Viel mehr als das reine Ergebnis zählt es für ihn, wieder dabei zu sein, Spaß zu haben. Zum dritten Mal fuhr er bei einer WM mit: 2019 mit einem Handbruch, 2021 kurz nach einer Verletzung. Nun war er erstmals richtig fit.
Deutschlands Weltmeister Schmid: "Macht WM-Flair aus"
Der Allgäuer Weltmeister Schmid honoriert die Anstrengungen der Underdogs: "Ich finde es eine coole Sache, dass sie mit am Start stehen. Und es macht halt auch den Flair einer WM aus", sagt er. Vor zwei Jahren in Cortina hatte er Kontakt mit Jamaikanern. "Das ist schon interessant, sie fragen dich, welche Linie man fährt oder wie man am besten den Schwung ansetzt." Hilfe vom Weltklassefahrer schadet auf der Piste nie.
Schließlich müssen die Fahrer kleinerer Nationen abseits umso mehr auch Planer ihrer Karrieren sein. Skeen hat 2017 seinen Job gekündigt, ein Crowdfunding gestartet und dabei 15.000 Euro eingenommen. Zudem bekam er erste Sponsoren. "Jetzt kommt das Geld vor allem aus unseren eigenen Taschen", sagt er allerdings. Sponsoren finden Teilnehmer der drittklassigen FIS-Rennen eben nicht so locker. Und die laufenden Kosten sind für Tongaer auch größer als in anderen Skinationen. Skeen kann nicht dreißig Paar Schuhe oder zehn Hotelzimmer auf einmal ordern und sich Mengenrabatt sichern, sondern muss immer jeweils eines kaufen oder mieten. Ganz leicht ist das nicht, Skeen arbeitet nebenher als Englischlehrer in Schweden.
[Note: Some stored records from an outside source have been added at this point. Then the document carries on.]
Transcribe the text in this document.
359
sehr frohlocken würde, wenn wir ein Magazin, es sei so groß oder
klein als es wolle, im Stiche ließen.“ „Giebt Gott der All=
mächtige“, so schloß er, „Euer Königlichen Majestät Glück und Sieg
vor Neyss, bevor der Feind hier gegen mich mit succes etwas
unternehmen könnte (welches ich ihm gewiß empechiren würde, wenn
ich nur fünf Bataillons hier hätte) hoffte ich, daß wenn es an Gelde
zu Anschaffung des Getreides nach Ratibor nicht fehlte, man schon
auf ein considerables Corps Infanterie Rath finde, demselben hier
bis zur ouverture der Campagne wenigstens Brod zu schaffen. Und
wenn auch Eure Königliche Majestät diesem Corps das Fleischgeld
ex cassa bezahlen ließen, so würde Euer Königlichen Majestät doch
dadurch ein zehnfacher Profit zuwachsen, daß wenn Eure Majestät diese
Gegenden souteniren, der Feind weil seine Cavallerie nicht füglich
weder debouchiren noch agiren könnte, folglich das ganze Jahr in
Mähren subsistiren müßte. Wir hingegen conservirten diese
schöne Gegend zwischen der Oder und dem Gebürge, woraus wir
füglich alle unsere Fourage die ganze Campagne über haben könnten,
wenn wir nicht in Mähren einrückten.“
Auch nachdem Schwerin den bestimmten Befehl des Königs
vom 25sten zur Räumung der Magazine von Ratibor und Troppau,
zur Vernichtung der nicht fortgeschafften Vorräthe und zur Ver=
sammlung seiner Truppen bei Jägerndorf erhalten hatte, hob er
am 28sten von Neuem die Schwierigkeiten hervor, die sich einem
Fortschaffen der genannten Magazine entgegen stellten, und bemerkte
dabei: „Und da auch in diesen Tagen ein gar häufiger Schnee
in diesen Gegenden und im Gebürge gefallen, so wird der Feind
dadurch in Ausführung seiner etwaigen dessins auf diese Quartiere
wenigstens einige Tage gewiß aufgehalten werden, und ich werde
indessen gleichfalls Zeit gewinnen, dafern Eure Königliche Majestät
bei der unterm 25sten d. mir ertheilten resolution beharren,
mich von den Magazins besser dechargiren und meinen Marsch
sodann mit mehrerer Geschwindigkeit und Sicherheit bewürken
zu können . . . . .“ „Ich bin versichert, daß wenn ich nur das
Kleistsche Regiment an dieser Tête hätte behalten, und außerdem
Tongas Wintersporthelden Bruno Banani, Pita Taufatofua, Kasete Skeen
Grundmann erzählt davon, dass er bei Olympia 2014 in Sotschi den tongaischen Rodler Bruno Banani kennenlernte und so auf den Verband aufmerksam wurde. Vier Jahre später lief der Langläufer Pita Taufatofua bei der Eröffnungsfeier mit nacktem Oberkörper und eingeölter Brust ein – ein Bild, das um die Welt ging.
Skeen wartet dagegen noch auf seinen Olympia-Moment: 2022 verhinderte eine Corona-Infektion seine Teilnahme in Peking. In drei Jahren aber soll es dann so weit sein, was auch im Land gut ankommen würde: Denn Grundmann, für den das Engagement in Tonga eine Herzensangelegenheit ist, erzählt auch davon, dass es der Traum des früheren, mittlerweile verstorbenen Königs war, ein eigenes Ski-Team zu haben: "Das haben wir realisieren können."